COVID-response collaborative blends data science, community wisdom

Carolina faculty and graduate students created the I4 Boundary Spanners program to address local COVID-19 concerns by combining data analysis with firsthand community perspectives.

From left to right: Jason Cramer, director of experiential professional development, Suzanne Barbour, dean of the Graduate School, Jeffrey Warren, executive director of the NC Policy Collaboratory and Deb Aikat, associate professor in the Hussman School of Journalism and Media. Not pictured: Malinda Maynor Lowery, professor of history and director of the Center for the Study of the American South. (Photo by Sarah Daniels)
From left to right: Jason Cramer, director of experiential professional development; Suzanne Barbour, dean of the Graduate School; Jeffrey Warren, executive director of the NC Policy Collaboratory; and Deb Aikat, associate professor in the Hussman School of Journalism and Media. Not pictured: Malinda Maynor Lowery, professor of history and director of the Center for the Study of the American South. (Photo by Sarah Daniels)

What started out as thoughtful conversation between University of North Carolina at Chapel Hill colleagues on the 2019 Tar Heel Bus Tour has turned into a successful pilot program that engages communities through data science, public policy and service to address community-specific needs during the COVID-19 pandemic.

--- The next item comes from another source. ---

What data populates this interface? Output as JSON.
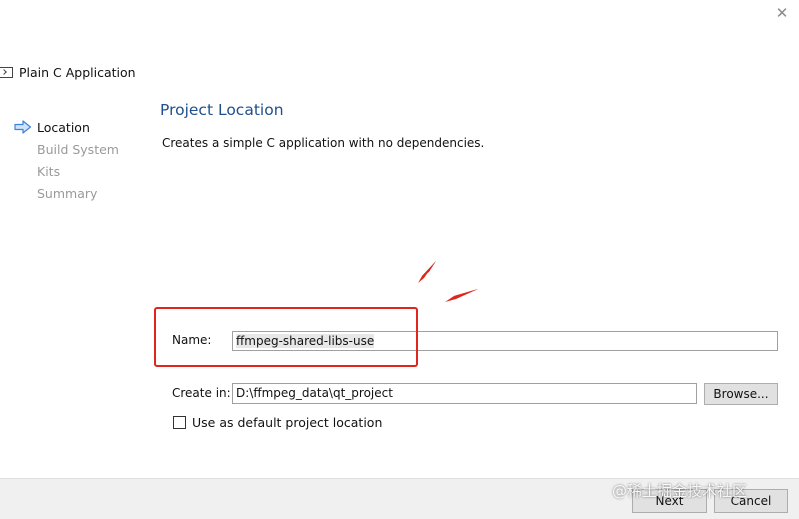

Sponsored by the Graduate School, Southern Futures Initiative and the North Carolina Policy Collaboratory, the I4 Boundary Spanners launched as a focused, six-month program this past summer (the four Is being Include, Identify, Investigate and Influence). I4 Boundary Spanners is among a subset of 15 faculty projects — from among the 45+ total Collaboratory-funded COVID-19 projects at Carolina — that is working with Innovate Carolina and the Institute for Convergent Science to apply a rapid innovation methodology designed to speed its results.